Uncertainty Modeling in Dose Response: Bench Testing Environmental Toxicity
In today's scientific research, there exists the need to address the topic of uncertainty as it pertains to dose response modeling. Uncertainty Modeling in Dose Response is the first book of its kind to implement and compare different methods for quantifying the uncertainty in the probability of response, as a function of dose. This volume gathers leading researchers in the field to properly address the issue while communicating concepts from diverse viewpoints and incorporating valuable insights. The result is a collection that reveals the properties, strengths, and weaknesses that exist in the various approaches to bench test problems.
This book works with four bench test problems that were taken from real bioassay data for hazardous substances currently under study by the United States Environmental Protection Agency (EPA). The use of actual data provides readers with information that is relevant and representative of the current work being done in the field. Leading contributors from the toxicology and risk assessment communities have applied their methods to quantify model uncertainty in dose response for each case by employing various approaches, including Benchmark Dose Software methods, probabilistic inversion with isotonic regression, nonparametric Bayesian modeling, and Bayesian model averaging. Each chapter is reviewed and critiqued from three professional points of view: risk analyst/regulator, statistician/mathematician, and toxicologist/epidemiologist. In addition, all methodologies are worked out in detail, allowing readers to replicate these analyses and gain a thorough understanding of the methods.
Uncertainty Modeling in Dose Response is an excellent book for courses on risk analysis and biostatistics at the upper-undergraduate and graduate levels. It also serves as a valuable reference for risk assessment, toxicology, biostatistics, and environmental chemistry professionals who wish to expand their knowledge and expertise in statistical dose response modeling problems and approaches.
Introduction (Roger M. Cooke and Margaret MacDonell).
1 Analysis of Dose–Response Uncertainty Using Benchmark Dose Modeling (Jeff Swartout).
Comment: The Math/Stats Perspective on Chapter 1: Hard Problems Remain (Allan H. Marcus).
Comment: EPI/TOX Perspective on Chapter 1: Re-formulating the Issues (Jouni T. Tuomisto).
Comment: Regulatory/Risk Perspective on Chapter 1: A Good Baseline (Weihsueh Chiu).
Comment: A Question Dangles (David Bussard).
Comment: Statistical Test for Statistics-as-Usual Confidence Bands (Roger M. Cooke).
Response to Comments (Jeff Swartout).
2 Uncertainty Quantification for Dose–Response Models Using Probabilistic Inversion with Isotonic Regression: Bench Test Results (Roger M. Cooke).
Comment: Math/Stats Perspective on Chapter 2: Agreement and Disagreement (Thomas A. Louis).
Comment: EPI/TOX Perspective on Chapter 2: What Data Sets Per se Say (Lorenz Rhomberg).
Comment: Regulatory/Risk Perspective on Chapter 2: Substantial Advances Nourish Hope for Clarity? (Rob Goble).
Comment: A Weakness in the Approach? (Jouni T. Tuomisto).

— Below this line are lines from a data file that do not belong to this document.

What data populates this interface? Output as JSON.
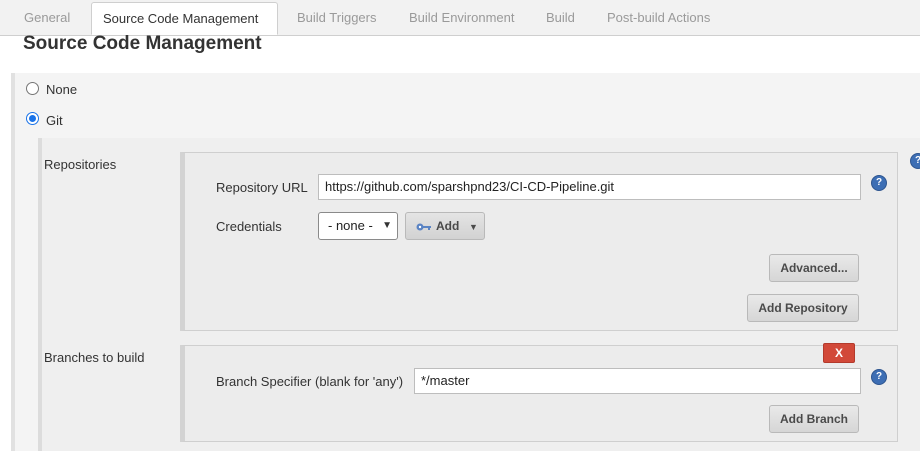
{
  "tabs": [
    {
      "label": "General"
    },
    {
      "label": "Source Code Management"
    },
    {
      "label": "Build Triggers"
    },
    {
      "label": "Build Environment"
    },
    {
      "label": "Build"
    },
    {
      "label": "Post-build Actions"
    }
  ],
  "heading": "Source Code Management",
  "scm_options": {
    "none_label": "None",
    "git_label": "Git",
    "selected": "Git"
  },
  "repositories": {
    "section_label": "Repositories",
    "url_label": "Repository URL",
    "url_value": "https://github.com/sparshpnd23/CI-CD-Pipeline.git",
    "credentials_label": "Credentials",
    "credentials_selected": "- none -",
    "add_label": "Add",
    "advanced_label": "Advanced...",
    "add_repository_label": "Add Repository"
  },
  "branches": {
    "section_label": "Branches to build",
    "delete_label": "X",
    "specifier_label": "Branch Specifier (blank for 'any')",
    "specifier_value": "*/master",
    "add_branch_label": "Add Branch"
  },
  "help_glyph": "?",
  "icons": {
    "help": "help-icon",
    "key": "key-icon",
    "chevron": "chevron-down-icon"
  },
  "colors": {
    "help_blue": "#3d6eb4",
    "delete_red": "#d24939",
    "radio_blue": "#1a73e8"
  }
}
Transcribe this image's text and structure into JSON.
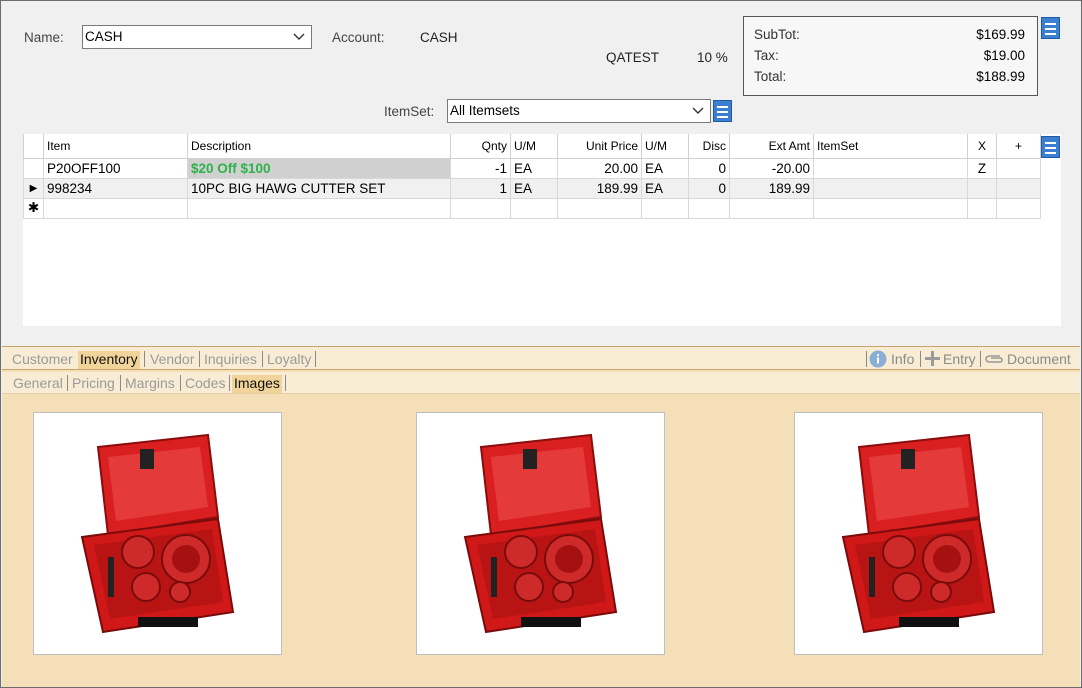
{
  "header": {
    "name_label": "Name:",
    "name_value": "CASH",
    "account_label": "Account:",
    "account_value": "CASH",
    "price_level": "QATEST",
    "percent": "10 %",
    "itemset_label": "ItemSet:",
    "itemset_value": "All Itemsets"
  },
  "totals": {
    "subtot_label": "SubTot:",
    "subtot_value": "$169.99",
    "tax_label": "Tax:",
    "tax_value": "$19.00",
    "total_label": "Total:",
    "total_value": "$188.99"
  },
  "grid": {
    "columns": [
      "Item",
      "Description",
      "Qnty",
      "U/M",
      "Unit Price",
      "U/M",
      "Disc",
      "Ext Amt",
      "ItemSet",
      "X",
      "+"
    ],
    "rows": [
      {
        "marker": "",
        "item": "P20OFF100",
        "description": "$20 Off $100",
        "qnty": "-1",
        "um": "EA",
        "unit_price": "20.00",
        "um2": "EA",
        "disc": "0",
        "ext_amt": "-20.00",
        "itemset": "",
        "x": "Z",
        "plus": ""
      },
      {
        "marker": "▶",
        "item": "998234",
        "description": "10PC BIG HAWG CUTTER SET",
        "qnty": "1",
        "um": "EA",
        "unit_price": "189.99",
        "um2": "EA",
        "disc": "0",
        "ext_amt": "189.99",
        "itemset": "",
        "x": "",
        "plus": ""
      },
      {
        "marker": "✱",
        "item": "",
        "description": "",
        "qnty": "",
        "um": "",
        "unit_price": "",
        "um2": "",
        "disc": "",
        "ext_amt": "",
        "itemset": "",
        "x": "",
        "plus": ""
      }
    ]
  },
  "tabs_primary": [
    "Customer",
    "Inventory",
    "Vendor",
    "Inquiries",
    "Loyalty"
  ],
  "tabs_primary_active": "Inventory",
  "toolbar": {
    "info_label": "Info",
    "entry_label": "Entry",
    "document_label": "Document"
  },
  "tabs_secondary": [
    "General",
    "Pricing",
    "Margins",
    "Codes",
    "Images"
  ],
  "tabs_secondary_active": "Images",
  "images": [
    {
      "icon": "hole-saw-kit-image"
    },
    {
      "icon": "hole-saw-kit-image"
    },
    {
      "icon": "hole-saw-kit-image"
    }
  ],
  "colors": {
    "accent_blue": "#3b7fd0",
    "promo_green": "#2db34a",
    "panel_tan": "#f5dfb8"
  }
}
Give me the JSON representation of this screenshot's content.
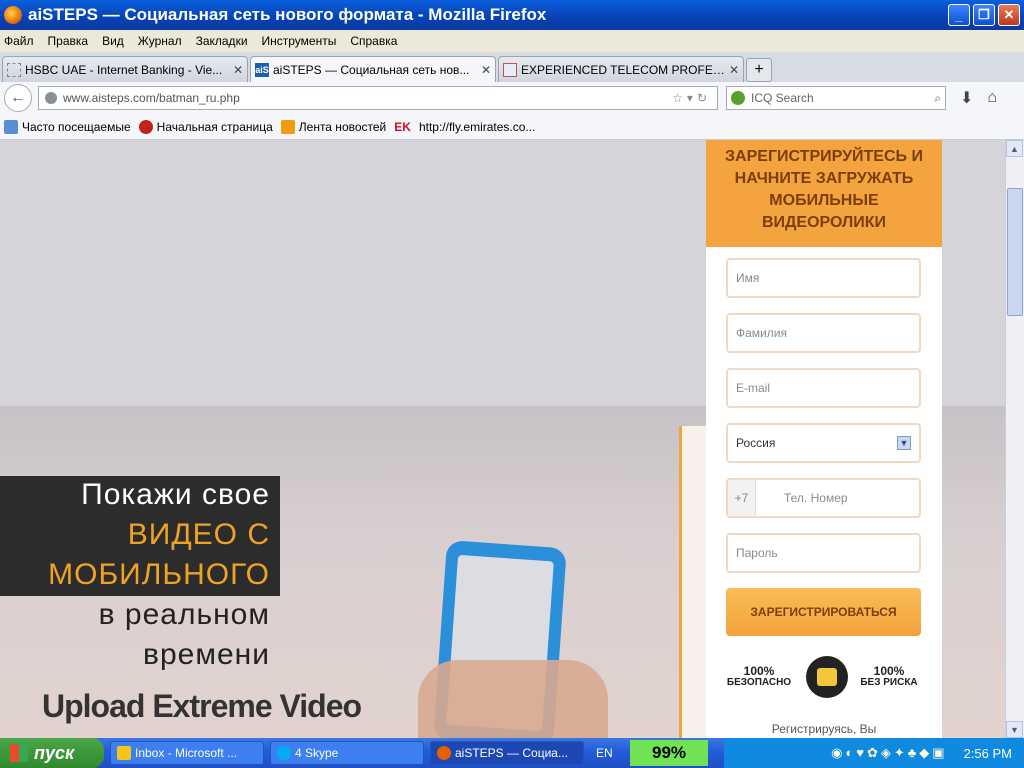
{
  "window": {
    "title": "aiSTEPS — Социальная сеть нового формата - Mozilla Firefox"
  },
  "menu": [
    "Файл",
    "Правка",
    "Вид",
    "Журнал",
    "Закладки",
    "Инструменты",
    "Справка"
  ],
  "tabs": [
    {
      "label": "HSBC UAE - Internet Banking - Vie...",
      "favicon": "blank-page-icon",
      "active": false
    },
    {
      "label": "aiSTEPS — Социальная сеть нов...",
      "favicon": "aisteps-icon",
      "active": true
    },
    {
      "label": "EXPERIENCED TELECOM PROFESS...",
      "favicon": "fb-icon",
      "active": false
    }
  ],
  "nav": {
    "url": "www.aisteps.com/batman_ru.php",
    "search_placeholder": "ICQ Search"
  },
  "bookmarks": [
    {
      "label": "Часто посещаемые",
      "icon": "bookmark-folder-icon"
    },
    {
      "label": "Начальная страница",
      "icon": "red-bird-icon"
    },
    {
      "label": "Лента новостей",
      "icon": "rss-icon"
    },
    {
      "label": "http://fly.emirates.co...",
      "icon": "emirates-logo-icon",
      "badge": "EK"
    }
  ],
  "hero": {
    "line1": "Покажи свое",
    "line2": "ВИДЕО С",
    "line3": "МОБИЛЬНОГО",
    "line4": "в реальном",
    "line5": "времени",
    "upload": "Upload Extreme Video"
  },
  "form": {
    "heading": "ЗАРЕГИСТРИРУЙТЕСЬ И НАЧНИТЕ ЗАГРУЖАТЬ МОБИЛЬНЫЕ ВИДЕОРОЛИКИ",
    "first_name": "Имя",
    "last_name": "Фамилия",
    "email": "E-mail",
    "country": "Россия",
    "phone_prefix": "+7",
    "phone": "Тел. Номер",
    "password": "Пароль",
    "submit": "ЗАРЕГИСТРИРОВАТЬСЯ",
    "safe_pct": "100%",
    "safe": "БЕЗОПАСНО",
    "risk_pct": "100%",
    "risk": "БЕЗ РИСКА",
    "footnote": "Регистрируясь, Вы"
  },
  "colors": {
    "accent": "#f4a43e",
    "titlebar": "#0a5fdc",
    "highlight": "#f0a322"
  },
  "taskbar": {
    "start": "пуск",
    "items": [
      {
        "label": "Inbox - Microsoft ...",
        "icon": "outlook-icon"
      },
      {
        "label": "4 Skype",
        "icon": "skype-icon"
      },
      {
        "label": "aiSTEPS — Социа...",
        "icon": "firefox-icon"
      },
      {
        "label": "EN",
        "icon": ""
      }
    ],
    "meter": "99%",
    "clock": "2:56 PM"
  }
}
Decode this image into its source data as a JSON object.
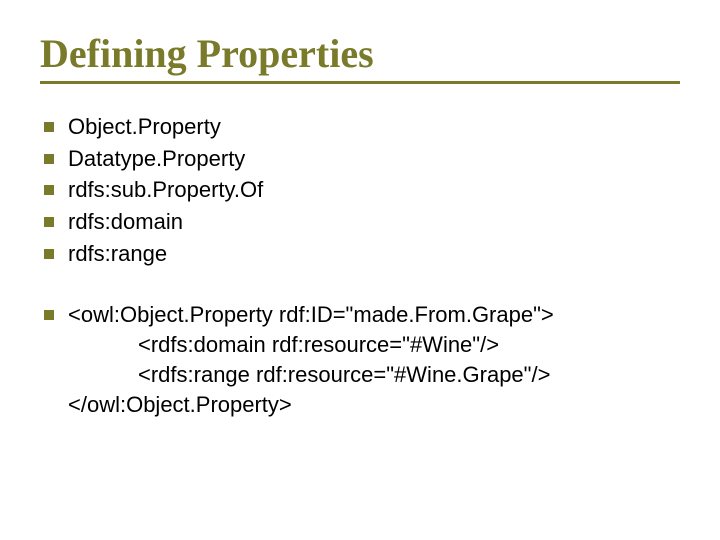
{
  "title": "Defining Properties",
  "items": [
    "Object.Property",
    "Datatype.Property",
    "rdfs:sub.Property.Of",
    "rdfs:domain",
    "rdfs:range"
  ],
  "code": {
    "line1": "<owl:Object.Property rdf:ID=\"made.From.Grape\">",
    "line2": "<rdfs:domain rdf:resource=\"#Wine\"/>",
    "line3": "<rdfs:range rdf:resource=\"#Wine.Grape\"/>",
    "line4": "</owl:Object.Property>"
  }
}
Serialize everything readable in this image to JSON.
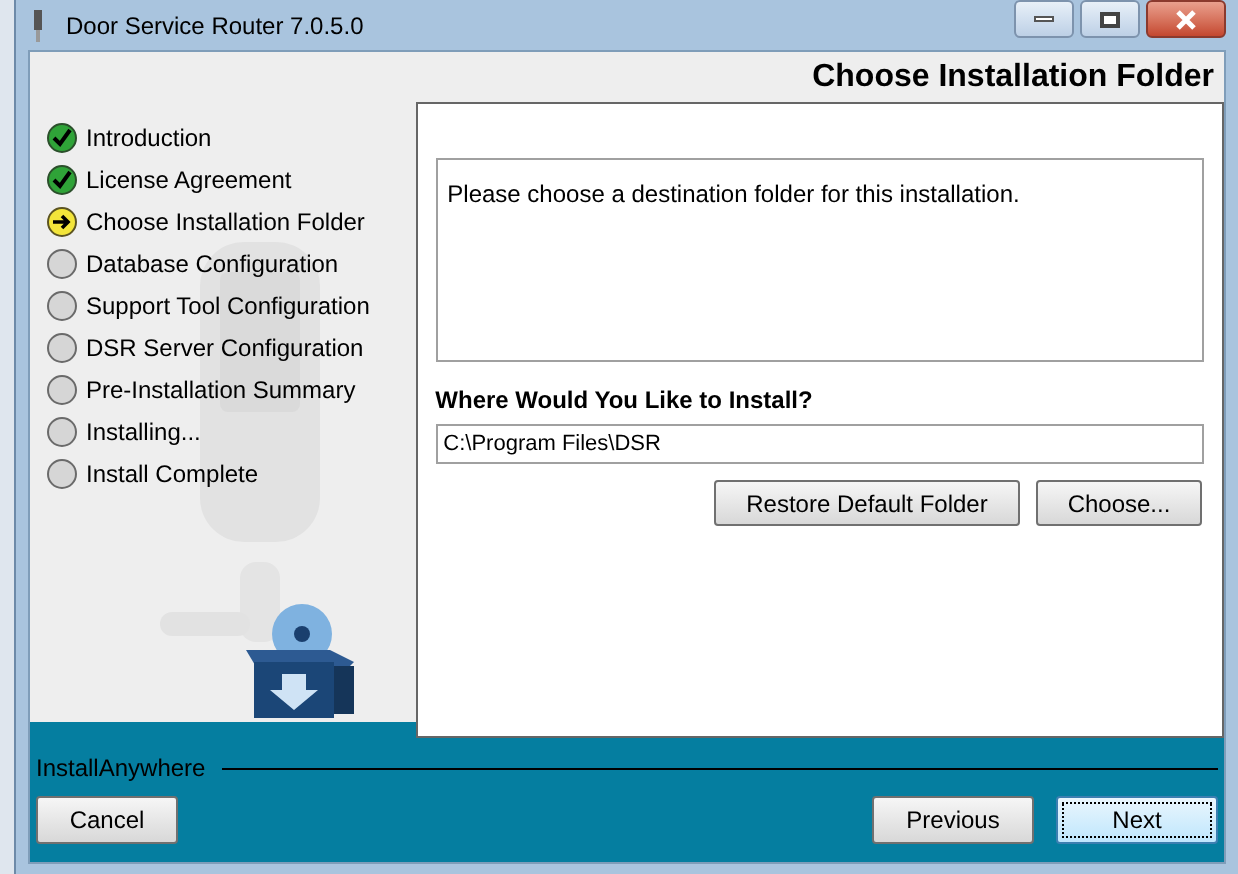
{
  "window": {
    "title": "Door Service Router 7.0.5.0"
  },
  "header": {
    "title": "Choose Installation Folder"
  },
  "steps": [
    {
      "label": "Introduction",
      "completed": true,
      "current": false
    },
    {
      "label": "License Agreement",
      "completed": true,
      "current": false
    },
    {
      "label": "Choose Installation Folder",
      "completed": false,
      "current": true
    },
    {
      "label": "Database Configuration",
      "completed": false,
      "current": false
    },
    {
      "label": "Support Tool Configuration",
      "completed": false,
      "current": false
    },
    {
      "label": "DSR Server Configuration",
      "completed": false,
      "current": false
    },
    {
      "label": "Pre-Installation Summary",
      "completed": false,
      "current": false
    },
    {
      "label": "Installing...",
      "completed": false,
      "current": false
    },
    {
      "label": "Install Complete",
      "completed": false,
      "current": false
    }
  ],
  "content": {
    "description": "Please choose a destination folder for this installation.",
    "folder_label": "Where Would You Like to Install?",
    "folder_value": "C:\\Program Files\\DSR",
    "buttons": [
      "Restore Default Folder",
      "Choose..."
    ]
  },
  "footer": {
    "brand": "InstallAnywhere",
    "cancel": {
      "label": "Cancel",
      "focused": false
    },
    "previous": {
      "label": "Previous",
      "focused": false
    },
    "next": {
      "label": "Next",
      "focused": true
    }
  }
}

Response to Comments (Roger Cooke).
3 Uncertainty Modeling in Dose Response Using Nonparametric Bayes: Bench Test Results (Lidia Burzala and Thomas A. Mazzuchi).
Comment: Math/Stats Perspective on Chapter 3: Nonparametric Bayes (Roger M. Cooke).
Comment: EPI/TOX View on Nonparametric Bayes: Dosing Precision (Chao W. Chen).
Comment: Regulator/Risk Perspective on Chapter 3: Failure to Communicate (Dale Hattis).
Response to Comments (Lidia Burzala).
4 Quantifying Dose–Response Uncertainty Using Bayesian Model Averaging (Melissa Whitney and Louise Ryan).
Comment: Math/Stats Perspective on Chapter 4: Bayesian Model Averaging (Michael Messner).
Comment: EPI/TOX Perspective on Chapter 4: Use of Bayesian Model Averaging for Addressing Uncertainties in Cancer Dose–Response Modeling (Margaret Chu).
Comment: Regulatorary/Risk Perspective on Chapter 4: Model Averages, Model Amalgams, and Model Choice (Adam M. Finkel).
Response to Comments (Melissa Whitney and Louise Ryan).
5 Combining Risks from Several Tumors Using Markov Chain Monte Carlo (Leonid Kopylev, John Fox, and Chao Chen).
6 Uncertainty in Dose Response from the Perspective of Microbial Risk (P. F. M. Teunis).
7 Conclusions (David Bussard, Peter Preuss, and Paul White).